Fino al 1985, l’articolo 2 del C.P.R. del 12 febbraio ne vietava la commercializzazione, non considerandolo propriamente un vino. Tuttavia, dopo una battaglia durata anni, il vino cotto di Loro Piceno ha ottenuto finalmente di poter essere commercializzato, con decreto ministeriale del 18 luglio 2000 è stato inserito nell’elenco nazionale dei prodotti tradizionali.
Loro Piceno dedica ogni anno al vino cotto una festa ricca di manifestazioni, la Sagra del Vino Cotto. Iniziata nel 1948 come Festa dell’Uva con festeggiamenti semplici e popolari, con carri allegorici addobbati con viti e grano, è giunta oggi ad essere un avvenimento apprezzato a livello regionale.

Mostra permanente delle attrezzature e degli utensili per il vino cotto

A questa tradizione è legata anche la Mostra Permanente del Vino Cotto, allestita negli ambienti adiacenti al chiostro della chiesa di San Francesco.
L’allestimento, pensato come un percorso dalla raccolta dell’uva all’invecchiamento del vino nelle botti, inizia con canestre in vimini e canne, cassette di legno e viunzitti, le bigoncette, che erano usati per la raccolta delle uve durante lo velegnà, la vendemmia.
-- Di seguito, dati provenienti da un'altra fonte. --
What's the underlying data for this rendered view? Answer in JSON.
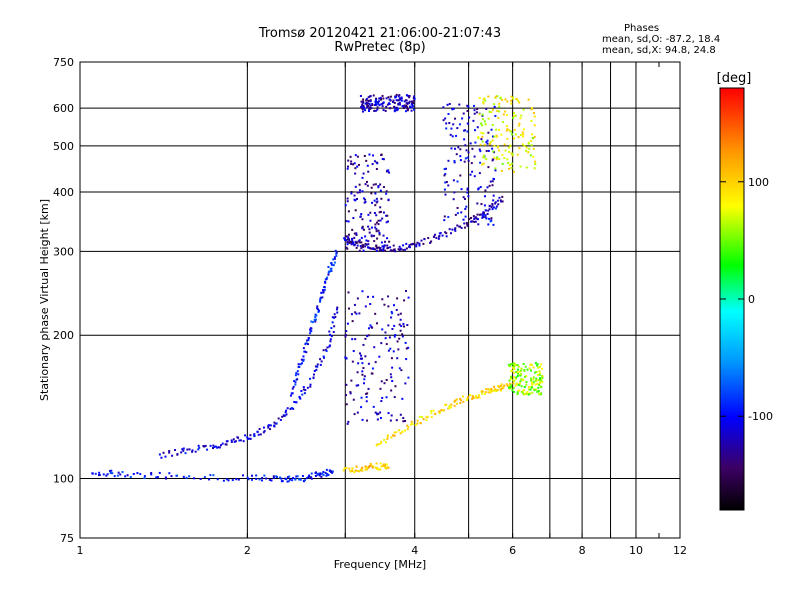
{
  "figure": {
    "title_line1": "Tromsø 20120421 21:06:00-21:07:43",
    "title_line2": "RwPretec (8p)"
  },
  "phase_stats": {
    "heading": "Phases",
    "line1": "mean, sd,O: -87.2, 18.4",
    "line2": "mean, sd,X:  94.8, 24.8"
  },
  "colorbar": {
    "label": "[deg]",
    "ticks": [
      "100",
      "0",
      "-100"
    ],
    "tick_values": [
      100,
      0,
      -100
    ],
    "range": [
      -180,
      180
    ],
    "colors": [
      "#000000",
      "#3c0064",
      "#0000ff",
      "#0096ff",
      "#00ffff",
      "#00ff00",
      "#ffff00",
      "#ff9600",
      "#ff0000"
    ]
  },
  "chart_data": {
    "type": "scatter",
    "title": "Tromsø 20120421 21:06:00-21:07:43",
    "subtitle": "RwPretec (8p)",
    "xlabel": "Frequency [MHz]",
    "ylabel": "Stationary phase Virtual Height [km]",
    "xscale": "log",
    "yscale": "log",
    "xlim": [
      1,
      12
    ],
    "ylim": [
      75,
      750
    ],
    "x_ticks": [
      1,
      2,
      4,
      6,
      8,
      10,
      12
    ],
    "x_grid": [
      2,
      3,
      4,
      5,
      6,
      7,
      8,
      9,
      10
    ],
    "y_ticks": [
      75,
      100,
      200,
      300,
      400,
      500,
      600,
      750
    ],
    "y_grid": [
      100,
      200,
      300,
      400,
      500,
      600
    ],
    "grid": true,
    "color_by": "phase [deg]",
    "traces": [
      {
        "x": [
          1.05,
          1.2,
          1.5,
          2.0,
          2.3,
          2.5,
          2.7,
          2.85
        ],
        "y": [
          103,
          102,
          101,
          100,
          100,
          100,
          102,
          104
        ],
        "phase": -95
      },
      {
        "x": [
          1.4,
          1.6,
          1.8,
          2.0,
          2.2,
          2.4,
          2.6,
          2.8,
          2.9
        ],
        "y": [
          112,
          115,
          118,
          122,
          128,
          140,
          160,
          190,
          230
        ],
        "phase": -110
      },
      {
        "x": [
          2.4,
          2.5,
          2.6,
          2.7,
          2.8,
          2.9
        ],
        "y": [
          150,
          175,
          205,
          235,
          270,
          300
        ],
        "phase": -95
      },
      {
        "x": [
          3.0,
          3.1,
          3.3,
          3.5,
          3.8,
          4.1,
          4.5,
          5.0,
          5.4,
          5.8
        ],
        "y": [
          320,
          313,
          306,
          304,
          305,
          312,
          325,
          345,
          365,
          390
        ],
        "phase": -125
      },
      {
        "x": [
          3.4,
          3.8,
          4.2,
          4.6,
          5.0,
          5.4,
          5.7,
          6.0
        ],
        "y": [
          118,
          126,
          135,
          142,
          148,
          152,
          155,
          158
        ],
        "phase": 95
      },
      {
        "x": [
          3.0,
          3.2,
          3.4,
          3.6
        ],
        "y": [
          104,
          105,
          106,
          106
        ],
        "phase": 100
      }
    ],
    "regions": [
      {
        "x_range": [
          3.0,
          3.6
        ],
        "y_range": [
          300,
          480
        ],
        "phase": -125
      },
      {
        "x_range": [
          3.0,
          3.9
        ],
        "y_range": [
          130,
          250
        ],
        "phase": -120
      },
      {
        "x_range": [
          4.5,
          5.6
        ],
        "y_range": [
          340,
          620
        ],
        "phase": -115
      },
      {
        "x_range": [
          3.2,
          4.0
        ],
        "y_range": [
          590,
          640
        ],
        "phase": -120
      },
      {
        "x_range": [
          5.2,
          6.6
        ],
        "y_range": [
          440,
          640
        ],
        "phase": 80
      },
      {
        "x_range": [
          5.9,
          6.8
        ],
        "y_range": [
          150,
          175
        ],
        "phase": 60
      }
    ]
  }
}
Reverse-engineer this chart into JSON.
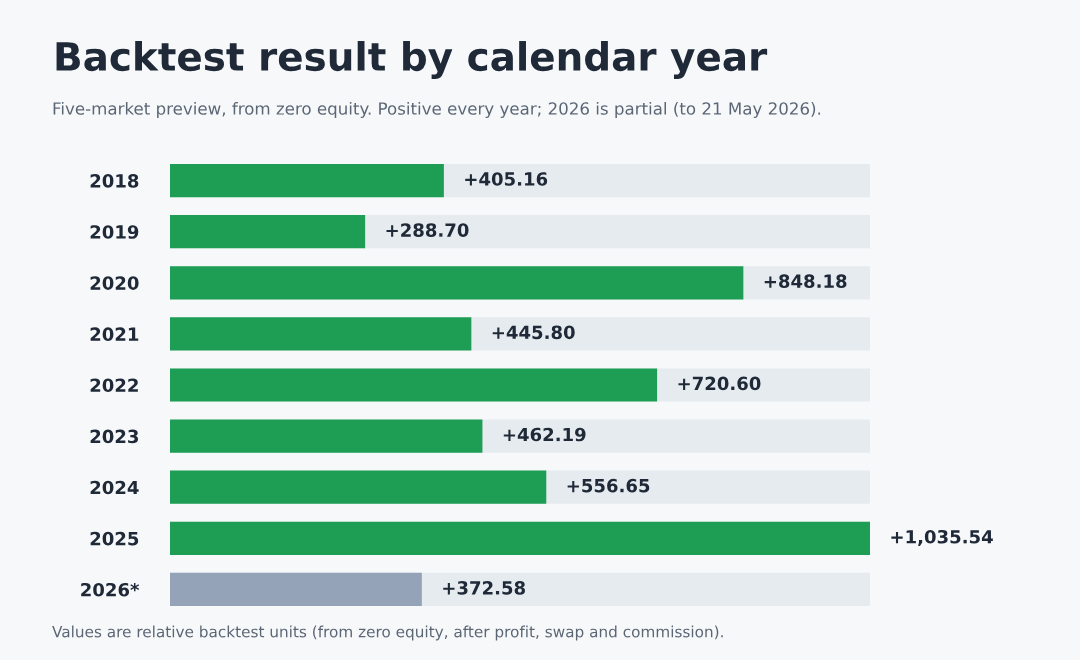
{
  "chart_data": {
    "type": "bar",
    "orientation": "horizontal",
    "title": "Backtest result by calendar year",
    "subtitle": "Five-market preview, from zero equity. Positive every year; 2026 is partial (to 21 May 2026).",
    "categories": [
      "2018",
      "2019",
      "2020",
      "2021",
      "2022",
      "2023",
      "2024",
      "2025",
      "2026*"
    ],
    "values": [
      405.16,
      288.7,
      848.18,
      445.8,
      720.6,
      462.19,
      556.65,
      1035.54,
      372.58
    ],
    "colors": [
      "#1e9e55",
      "#1e9e55",
      "#1e9e55",
      "#1e9e55",
      "#1e9e55",
      "#1e9e55",
      "#1e9e55",
      "#1e9e55",
      "#94a3b8"
    ],
    "value_labels": [
      "+405.16",
      "+288.70",
      "+848.18",
      "+445.80",
      "+720.60",
      "+462.19",
      "+556.65",
      "+1,035.54",
      "+372.58"
    ],
    "xlim": [
      0,
      1035.54
    ],
    "tick_labels": "y",
    "grid": false,
    "legend": false,
    "annotations": [
      "Values are relative backtest units (from zero equity, after profit, swap and commission)."
    ]
  }
}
Dopo la raccolta, l’ùa o era gettata nelle canà, recipienti a base rettangolare o quadrata di legno o in muratura dove veniva pigiata, oppure in una pigiatrice manuale come quella in mostra. Lo musto così ottenuto, si raccoglieva in una secchia, la secchja, contenitore in legno con due doghe opposte più alte delle altre, da utilizzare come presa. Le scorze e i graspi erano messi ne lu trocchju, il torchio, per la seconda spremitura.
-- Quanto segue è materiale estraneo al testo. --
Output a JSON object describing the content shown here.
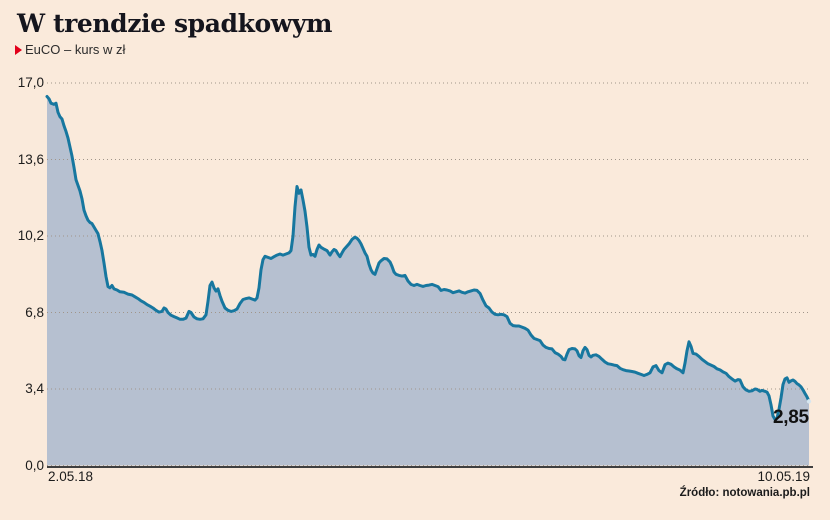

All’interno dell’allestimento è stata ricostruita in muratura la fornacchiola, costituita da una caldaia in rame e sotto il luogo per far ardere un fuoco a legna’, utilizzata per cuocere il mosto, versato al suo interno con lu stanatu, attrezzo di rame con manico, come un grande ramaiolo.Mostra permanente delle attrezzature e degli utensili del vino cotto

Durante la lunga bollitura, che arrivava anche a 12 ore, sulla superficie del liquido era passata la schiumarola, una ramina per schiumare il mosto.

Con la ‘mbottatora, una sorta di grande imbuto, si riempivano le votti con il vino ancora caldo, operazione che veniva fatta con lu stanatu, o con le ‘moderne’ pompe meccaniche.